Brand building for awareness creation and driving aspiration
Leveraging Tata group’s EV ecosystem
Localizing and aligning with govt mandates. There is no charging standardization today in india.
Tata has rolled out its EVs in Nepal as of now and they are likely to expand in other neighboring countries. Tata Motors is looking at creating national level charging infra with help of Tata power, this will keep them as a top brand in the green mobility space for sure.
Tata Motors has decided to make a splash with 10 EV launches by 2025
Depreciation is function of fixed assets like factory/machinery. if the company has added new plants and machinery(that became operational) in recent years, it would lead to increase in depreciation values. any fixed assets need to be depreciated over 20-30 years based on the life(of assets) considered by company.
As per below article, Russia-Ukraine war can further threaten availability of semiconductors.
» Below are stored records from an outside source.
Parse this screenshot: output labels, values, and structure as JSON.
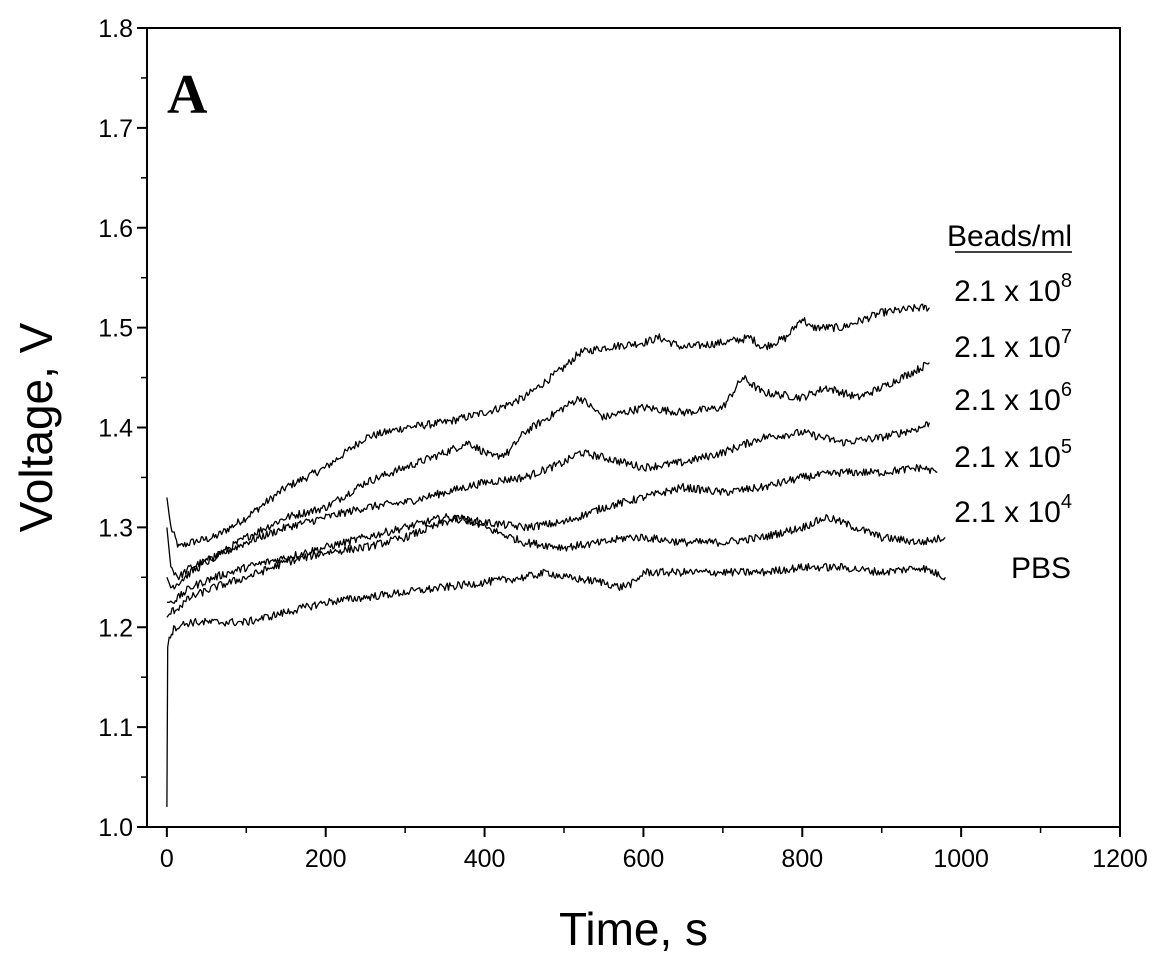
{
  "chart_data": {
    "type": "line",
    "panel_label": "A",
    "xlabel": "Time, s",
    "ylabel": "Voltage, V",
    "xlim": [
      -25,
      1200
    ],
    "ylim": [
      1.0,
      1.8
    ],
    "x_ticks": [
      "0",
      "200",
      "400",
      "600",
      "800",
      "1000",
      "1200"
    ],
    "y_ticks": [
      "1.0",
      "1.1",
      "1.2",
      "1.3",
      "1.4",
      "1.5",
      "1.6",
      "1.7",
      "1.8"
    ],
    "grid": false,
    "legend_title": "Beads/ml",
    "series": [
      {
        "name": "2.1 x 10^8",
        "label_base": "2.1 x 10",
        "label_exp": "8",
        "x": [
          0,
          5,
          15,
          30,
          60,
          100,
          150,
          200,
          250,
          300,
          350,
          400,
          420,
          450,
          500,
          520,
          550,
          600,
          620,
          650,
          700,
          735,
          750,
          780,
          800,
          810,
          850,
          900,
          950,
          960
        ],
        "y": [
          1.33,
          1.3,
          1.28,
          1.285,
          1.29,
          1.31,
          1.34,
          1.36,
          1.39,
          1.4,
          1.405,
          1.415,
          1.42,
          1.43,
          1.46,
          1.475,
          1.48,
          1.485,
          1.49,
          1.48,
          1.485,
          1.49,
          1.48,
          1.49,
          1.51,
          1.5,
          1.5,
          1.515,
          1.52,
          1.52
        ]
      },
      {
        "name": "2.1 x 10^7",
        "label_base": "2.1 x 10",
        "label_exp": "7",
        "x": [
          0,
          5,
          15,
          30,
          60,
          100,
          150,
          200,
          250,
          300,
          350,
          380,
          410,
          430,
          450,
          500,
          520,
          550,
          600,
          650,
          700,
          725,
          750,
          800,
          830,
          870,
          900,
          950,
          960
        ],
        "y": [
          1.3,
          1.26,
          1.25,
          1.26,
          1.27,
          1.29,
          1.31,
          1.32,
          1.345,
          1.36,
          1.375,
          1.385,
          1.37,
          1.375,
          1.395,
          1.42,
          1.43,
          1.41,
          1.42,
          1.415,
          1.42,
          1.45,
          1.435,
          1.43,
          1.44,
          1.43,
          1.44,
          1.46,
          1.465
        ]
      },
      {
        "name": "2.1 x 10^6",
        "label_base": "2.1 x 10",
        "label_exp": "6",
        "x": [
          0,
          5,
          15,
          30,
          60,
          100,
          150,
          200,
          250,
          300,
          350,
          400,
          450,
          500,
          520,
          550,
          600,
          650,
          700,
          750,
          800,
          850,
          900,
          950,
          960
        ],
        "y": [
          1.25,
          1.24,
          1.245,
          1.255,
          1.27,
          1.285,
          1.3,
          1.31,
          1.32,
          1.325,
          1.335,
          1.345,
          1.35,
          1.365,
          1.375,
          1.37,
          1.36,
          1.365,
          1.375,
          1.39,
          1.395,
          1.385,
          1.39,
          1.4,
          1.405
        ]
      },
      {
        "name": "2.1 x 10^5",
        "label_base": "2.1 x 10",
        "label_exp": "5",
        "x": [
          0,
          5,
          15,
          30,
          60,
          100,
          150,
          200,
          250,
          300,
          350,
          400,
          450,
          500,
          550,
          600,
          650,
          700,
          750,
          800,
          850,
          900,
          950,
          970
        ],
        "y": [
          1.225,
          1.225,
          1.23,
          1.24,
          1.25,
          1.26,
          1.27,
          1.28,
          1.29,
          1.3,
          1.31,
          1.305,
          1.3,
          1.305,
          1.32,
          1.33,
          1.34,
          1.335,
          1.34,
          1.35,
          1.355,
          1.355,
          1.36,
          1.355
        ]
      },
      {
        "name": "2.1 x 10^4",
        "label_base": "2.1 x 10",
        "label_exp": "4",
        "x": [
          0,
          5,
          15,
          30,
          60,
          100,
          150,
          200,
          250,
          300,
          350,
          370,
          400,
          450,
          500,
          550,
          580,
          600,
          650,
          700,
          750,
          800,
          830,
          850,
          900,
          950,
          980
        ],
        "y": [
          1.21,
          1.215,
          1.22,
          1.23,
          1.24,
          1.25,
          1.265,
          1.275,
          1.28,
          1.29,
          1.305,
          1.31,
          1.3,
          1.285,
          1.28,
          1.285,
          1.29,
          1.29,
          1.285,
          1.285,
          1.29,
          1.3,
          1.31,
          1.305,
          1.29,
          1.285,
          1.29
        ]
      },
      {
        "name": "PBS",
        "label_base": "PBS",
        "label_exp": "",
        "x": [
          0,
          1,
          3,
          10,
          30,
          60,
          100,
          150,
          200,
          250,
          300,
          350,
          400,
          450,
          480,
          500,
          550,
          570,
          590,
          600,
          650,
          700,
          750,
          800,
          850,
          900,
          950,
          980
        ],
        "y": [
          1.02,
          1.18,
          1.19,
          1.2,
          1.205,
          1.205,
          1.205,
          1.215,
          1.225,
          1.23,
          1.235,
          1.24,
          1.245,
          1.25,
          1.255,
          1.25,
          1.245,
          1.24,
          1.245,
          1.255,
          1.255,
          1.255,
          1.255,
          1.26,
          1.26,
          1.255,
          1.26,
          1.25
        ]
      }
    ]
  }
}
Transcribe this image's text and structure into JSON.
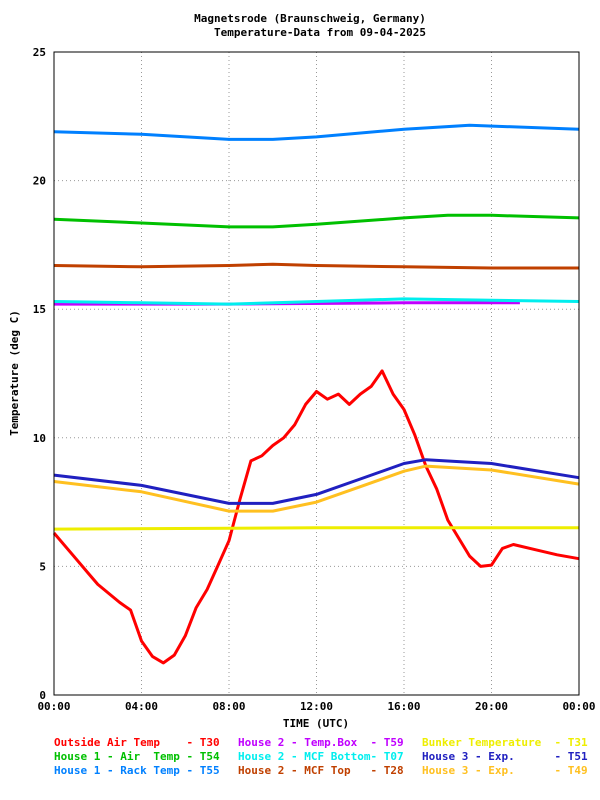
{
  "chart_data": {
    "type": "line",
    "title": "Magnetsrode (Braunschweig, Germany)",
    "subtitle": "Temperature-Data from 09-04-2025",
    "xlabel": "TIME (UTC)",
    "ylabel": "Temperature (deg C)",
    "xlim": [
      0,
      24
    ],
    "ylim": [
      0,
      25
    ],
    "xticks": [
      0,
      4,
      8,
      12,
      16,
      20,
      24
    ],
    "xtick_labels": [
      "00:00",
      "04:00",
      "08:00",
      "12:00",
      "16:00",
      "20:00",
      "00:00"
    ],
    "yticks": [
      0,
      5,
      10,
      15,
      20,
      25
    ],
    "ytick_labels": [
      "0",
      "5",
      "10",
      "15",
      "20",
      "25"
    ],
    "grid": true,
    "series": [
      {
        "name": "Outside Air Temp    - T30",
        "color": "#ff0000",
        "x": [
          0,
          1,
          1.6,
          2,
          3,
          3.5,
          4,
          4.5,
          5,
          5.5,
          6,
          6.5,
          7,
          7.5,
          8,
          8.5,
          9,
          9.5,
          10,
          10.5,
          11,
          11.5,
          12,
          12.5,
          13,
          13.5,
          14,
          14.5,
          15,
          15.5,
          16,
          16.5,
          17,
          17.5,
          18,
          18.5,
          19,
          19.5,
          20,
          20.5,
          21,
          22,
          23,
          24
        ],
        "y": [
          6.3,
          5.3,
          4.7,
          4.3,
          3.6,
          3.3,
          2.1,
          1.5,
          1.25,
          1.55,
          2.3,
          3.4,
          4.1,
          5.05,
          6.0,
          7.6,
          9.1,
          9.3,
          9.7,
          10.0,
          10.5,
          11.3,
          11.8,
          11.5,
          11.7,
          11.3,
          11.7,
          12.0,
          12.6,
          11.7,
          11.1,
          10.1,
          8.9,
          8.0,
          6.8,
          6.1,
          5.4,
          5.0,
          5.05,
          5.7,
          5.85,
          5.65,
          5.45,
          5.3
        ]
      },
      {
        "name": "House 1 - Air  Temp - T54",
        "color": "#00c000",
        "x": [
          0,
          4,
          8,
          10,
          12,
          16,
          18,
          20,
          24
        ],
        "y": [
          18.5,
          18.35,
          18.2,
          18.2,
          18.3,
          18.55,
          18.65,
          18.65,
          18.55
        ]
      },
      {
        "name": "House 1 - Rack Temp - T55",
        "color": "#0080ff",
        "x": [
          0,
          4,
          8,
          10,
          12,
          16,
          19,
          24
        ],
        "y": [
          21.9,
          21.8,
          21.6,
          21.6,
          21.7,
          22.0,
          22.15,
          22.0
        ]
      },
      {
        "name": "House 2 - Temp.Box  - T59",
        "color": "#c000ff",
        "x": [
          0,
          8,
          16,
          21.3
        ],
        "y": [
          15.2,
          15.2,
          15.25,
          15.25
        ]
      },
      {
        "name": "House 2 - MCF Bottom- T07",
        "color": "#00eeee",
        "x": [
          0,
          4,
          8,
          12,
          16,
          20,
          24
        ],
        "y": [
          15.3,
          15.25,
          15.2,
          15.3,
          15.4,
          15.35,
          15.3
        ]
      },
      {
        "name": "House 2 - MCF Top   - T28",
        "color": "#c04000",
        "x": [
          0,
          4,
          8,
          10,
          12,
          16,
          20,
          24
        ],
        "y": [
          16.7,
          16.65,
          16.7,
          16.75,
          16.7,
          16.65,
          16.6,
          16.6
        ]
      },
      {
        "name": "Bunker Temperature  - T31",
        "color": "#eeee00",
        "x": [
          0,
          12,
          24
        ],
        "y": [
          6.45,
          6.5,
          6.5
        ]
      },
      {
        "name": "House 3 - Exp.      - T51",
        "color": "#2020c0",
        "x": [
          0,
          4,
          8,
          10,
          12,
          14,
          16,
          17,
          20,
          24
        ],
        "y": [
          8.55,
          8.15,
          7.45,
          7.45,
          7.8,
          8.4,
          9.0,
          9.15,
          9.0,
          8.45
        ]
      },
      {
        "name": "House 3 - Exp.      - T49",
        "color": "#ffc020",
        "x": [
          0,
          4,
          8,
          10,
          12,
          14,
          16,
          17,
          20,
          24
        ],
        "y": [
          8.3,
          7.9,
          7.15,
          7.15,
          7.5,
          8.1,
          8.7,
          8.9,
          8.75,
          8.2
        ]
      }
    ]
  }
}
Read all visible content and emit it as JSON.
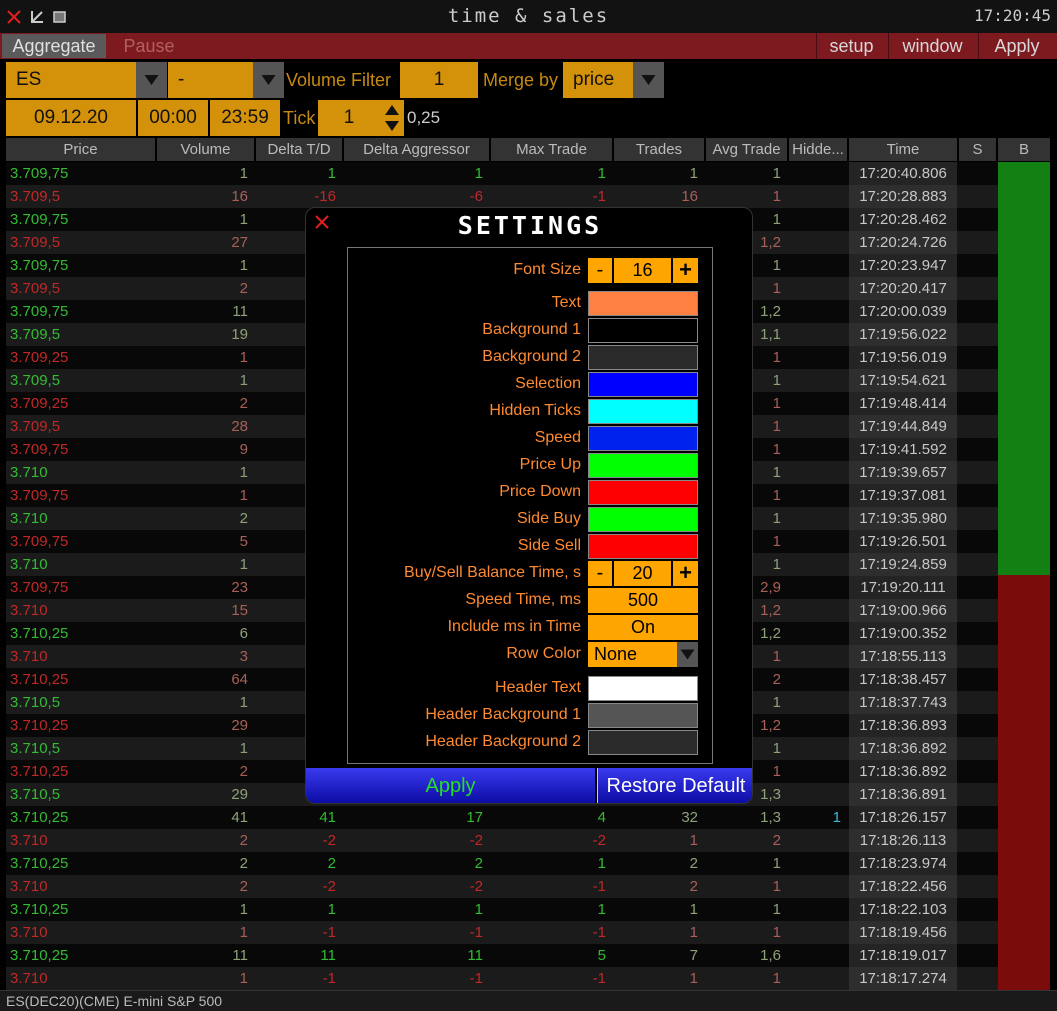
{
  "window": {
    "title": "time & sales",
    "clock": "17:20:45"
  },
  "toolbar": {
    "left": [
      "Aggregate",
      "Pause"
    ],
    "right": [
      "setup",
      "window",
      "Apply"
    ]
  },
  "controls": {
    "symbol": "ES",
    "account": "-",
    "volume_filter_label": "Volume Filter",
    "volume_filter": "1",
    "merge_by_label": "Merge by",
    "merge_by": "price",
    "date": "09.12.20",
    "start": "00:00",
    "end": "23:59",
    "tick_label": "Tick",
    "tick": "1",
    "tick_size": "0,25"
  },
  "table": {
    "columns": [
      "Price",
      "Volume",
      "Delta T/D",
      "Delta Aggressor",
      "Max Trade",
      "Trades",
      "Avg Trade",
      "Hidde...",
      "Time",
      "S",
      "B"
    ],
    "rows": [
      {
        "side": "buy",
        "cells": [
          "3.709,75",
          "1",
          "1",
          "1",
          "1",
          "1",
          "1",
          null,
          "17:20:40.806"
        ]
      },
      {
        "side": "sell",
        "cells": [
          "3.709,5",
          "16",
          "-16",
          "-6",
          "-1",
          "16",
          "1",
          null,
          "17:20:28.883"
        ]
      },
      {
        "side": "buy",
        "cells": [
          "3.709,75",
          "1",
          null,
          null,
          null,
          null,
          "1",
          null,
          "17:20:28.462"
        ]
      },
      {
        "side": "sell",
        "cells": [
          "3.709,5",
          "27",
          null,
          null,
          null,
          null,
          "1,2",
          null,
          "17:20:24.726"
        ]
      },
      {
        "side": "buy",
        "cells": [
          "3.709,75",
          "1",
          null,
          null,
          null,
          null,
          "1",
          null,
          "17:20:23.947"
        ]
      },
      {
        "side": "sell",
        "cells": [
          "3.709,5",
          "2",
          null,
          null,
          null,
          null,
          "1",
          null,
          "17:20:20.417"
        ]
      },
      {
        "side": "buy",
        "cells": [
          "3.709,75",
          "11",
          null,
          null,
          null,
          null,
          "1,2",
          null,
          "17:20:00.039"
        ]
      },
      {
        "side": "buy",
        "cells": [
          "3.709,5",
          "19",
          null,
          null,
          null,
          null,
          "1,1",
          null,
          "17:19:56.022"
        ]
      },
      {
        "side": "sell",
        "cells": [
          "3.709,25",
          "1",
          null,
          null,
          null,
          null,
          "1",
          null,
          "17:19:56.019"
        ]
      },
      {
        "side": "buy",
        "cells": [
          "3.709,5",
          "1",
          null,
          null,
          null,
          null,
          "1",
          null,
          "17:19:54.621"
        ]
      },
      {
        "side": "sell",
        "cells": [
          "3.709,25",
          "2",
          null,
          null,
          null,
          null,
          "1",
          null,
          "17:19:48.414"
        ]
      },
      {
        "side": "sell",
        "cells": [
          "3.709,5",
          "28",
          null,
          null,
          null,
          null,
          "1",
          null,
          "17:19:44.849"
        ]
      },
      {
        "side": "sell",
        "cells": [
          "3.709,75",
          "9",
          null,
          null,
          null,
          null,
          "1",
          null,
          "17:19:41.592"
        ]
      },
      {
        "side": "buy",
        "cells": [
          "3.710",
          "1",
          null,
          null,
          null,
          null,
          "1",
          null,
          "17:19:39.657"
        ]
      },
      {
        "side": "sell",
        "cells": [
          "3.709,75",
          "1",
          null,
          null,
          null,
          null,
          "1",
          null,
          "17:19:37.081"
        ]
      },
      {
        "side": "buy",
        "cells": [
          "3.710",
          "2",
          null,
          null,
          null,
          null,
          "1",
          null,
          "17:19:35.980"
        ]
      },
      {
        "side": "sell",
        "cells": [
          "3.709,75",
          "5",
          null,
          null,
          null,
          null,
          "1",
          null,
          "17:19:26.501"
        ]
      },
      {
        "side": "buy",
        "cells": [
          "3.710",
          "1",
          null,
          null,
          null,
          null,
          "1",
          null,
          "17:19:24.859"
        ]
      },
      {
        "side": "sell",
        "cells": [
          "3.709,75",
          "23",
          null,
          null,
          null,
          null,
          "2,9",
          null,
          "17:19:20.111"
        ]
      },
      {
        "side": "sell",
        "cells": [
          "3.710",
          "15",
          null,
          null,
          null,
          null,
          "1,2",
          null,
          "17:19:00.966"
        ]
      },
      {
        "side": "buy",
        "cells": [
          "3.710,25",
          "6",
          null,
          null,
          null,
          null,
          "1,2",
          null,
          "17:19:00.352"
        ]
      },
      {
        "side": "sell",
        "cells": [
          "3.710",
          "3",
          null,
          null,
          null,
          null,
          "1",
          null,
          "17:18:55.113"
        ]
      },
      {
        "side": "sell",
        "cells": [
          "3.710,25",
          "64",
          null,
          null,
          null,
          null,
          "2",
          null,
          "17:18:38.457"
        ]
      },
      {
        "side": "buy",
        "cells": [
          "3.710,5",
          "1",
          null,
          null,
          null,
          null,
          "1",
          null,
          "17:18:37.743"
        ]
      },
      {
        "side": "sell",
        "cells": [
          "3.710,25",
          "29",
          null,
          null,
          null,
          null,
          "1,2",
          null,
          "17:18:36.893"
        ]
      },
      {
        "side": "buy",
        "cells": [
          "3.710,5",
          "1",
          null,
          null,
          null,
          null,
          "1",
          null,
          "17:18:36.892"
        ]
      },
      {
        "side": "sell",
        "cells": [
          "3.710,25",
          "2",
          null,
          null,
          null,
          null,
          "1",
          null,
          "17:18:36.892"
        ]
      },
      {
        "side": "buy",
        "cells": [
          "3.710,5",
          "29",
          null,
          null,
          null,
          null,
          "1,3",
          null,
          "17:18:36.891"
        ]
      },
      {
        "side": "buy",
        "cells": [
          "3.710,25",
          "41",
          "41",
          "17",
          "4",
          "32",
          "1,3",
          "1",
          "17:18:26.157"
        ]
      },
      {
        "side": "sell",
        "cells": [
          "3.710",
          "2",
          "-2",
          "-2",
          "-2",
          "1",
          "2",
          null,
          "17:18:26.113"
        ]
      },
      {
        "side": "buy",
        "cells": [
          "3.710,25",
          "2",
          "2",
          "2",
          "1",
          "2",
          "1",
          null,
          "17:18:23.974"
        ]
      },
      {
        "side": "sell",
        "cells": [
          "3.710",
          "2",
          "-2",
          "-2",
          "-1",
          "2",
          "1",
          null,
          "17:18:22.456"
        ]
      },
      {
        "side": "buy",
        "cells": [
          "3.710,25",
          "1",
          "1",
          "1",
          "1",
          "1",
          "1",
          null,
          "17:18:22.103"
        ]
      },
      {
        "side": "sell",
        "cells": [
          "3.710",
          "1",
          "-1",
          "-1",
          "-1",
          "1",
          "1",
          null,
          "17:18:19.456"
        ]
      },
      {
        "side": "buy",
        "cells": [
          "3.710,25",
          "11",
          "11",
          "11",
          "5",
          "7",
          "1,6",
          null,
          "17:18:19.017"
        ]
      },
      {
        "side": "sell",
        "cells": [
          "3.710",
          "1",
          "-1",
          "-1",
          "-1",
          "1",
          "1",
          null,
          "17:18:17.274"
        ]
      }
    ]
  },
  "settings": {
    "title": "SETTINGS",
    "minus": "-",
    "plus": "+",
    "items": [
      {
        "label": "Font Size",
        "kind": "stepper",
        "value": "16"
      },
      {
        "label": "Text",
        "kind": "color",
        "color": "#ff8040"
      },
      {
        "label": "Background 1",
        "kind": "color",
        "color": "#000000"
      },
      {
        "label": "Background 2",
        "kind": "color",
        "color": "#2a2a2a"
      },
      {
        "label": "Selection",
        "kind": "color",
        "color": "#0000ff"
      },
      {
        "label": "Hidden Ticks",
        "kind": "color",
        "color": "#00ffff"
      },
      {
        "label": "Speed",
        "kind": "color",
        "color": "#0022ee"
      },
      {
        "label": "Price Up",
        "kind": "color",
        "color": "#00ff00"
      },
      {
        "label": "Price Down",
        "kind": "color",
        "color": "#ff0000"
      },
      {
        "label": "Side Buy",
        "kind": "color",
        "color": "#00ff00"
      },
      {
        "label": "Side Sell",
        "kind": "color",
        "color": "#ff0000"
      },
      {
        "label": "Buy/Sell Balance Time, s",
        "kind": "stepper",
        "value": "20"
      },
      {
        "label": "Speed Time, ms",
        "kind": "field",
        "value": "500"
      },
      {
        "label": "Include ms in Time",
        "kind": "field",
        "value": "On"
      },
      {
        "label": "Row Color",
        "kind": "dropdown",
        "value": "None"
      },
      {
        "label": "Header Text",
        "kind": "color",
        "color": "#ffffff"
      },
      {
        "label": "Header Background 1",
        "kind": "color",
        "color": "#555555"
      },
      {
        "label": "Header Background 2",
        "kind": "color",
        "color": "#2a2a2a"
      }
    ],
    "buttons": [
      "Apply",
      "Restore Default"
    ]
  },
  "status": "ES(DEC20)(CME) E-mini S&P 500"
}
Two material Neon gas (50-60% world production by Ukraine) and Palladium (30-40% world production by Russia) which is used in manufacturing of semiconductors could exaggerate semiconductor availability issue which recently started to improve. In short term it may not affect availability due to inventory build up by manufacturer and end users but if this war continue for another couple of month, that will seriously affect players like tata motors.
Auto players have aggressive target to reach 48% market share in EV by 2030 and 63% by 2035 for European markets. From below image it looks like JLR is smaller player in European market (there is always possibilities to increase their market share from winners, obviously if they can perform) and have less aggressive target on EV compared to peers.
Happy to listen to view of the other fellow members.
They gave some details about it in Q4 investor call last week. Idea is to provide EV based mobility solutions in commercial passenger space. They may sell EVs to the STUs or private companies looking to move their staff.
Idea is to create a separate subsidiary for EVs in commercial vehicle space. The customer can buy the vehicle in lump sum or pay at km basis.
Noted that the Month on Month sales has dipped for the first time in a long time.
The ICE sales is at 43,321 as against 43,483 during July and EV at 3,845 as against 4,022 last month. YoY sales growth continues to be robust.
Tata motors - DVR shares has gained approx 20% in last one month , but Tata motors is up hardly by 3-5%. When both shares are same except the voting rights than price trend should also have same correlation. Either both should be up by 20% but that’s not the case here. Is it ok to sell DVR shares now and buy Normal shares assuming they will follow the DVR trend.
Can anyone please explain me if there is any particular reason here or my understanding is wrong.
Disc: Invested in both Tata motors - DVR and Tata motors.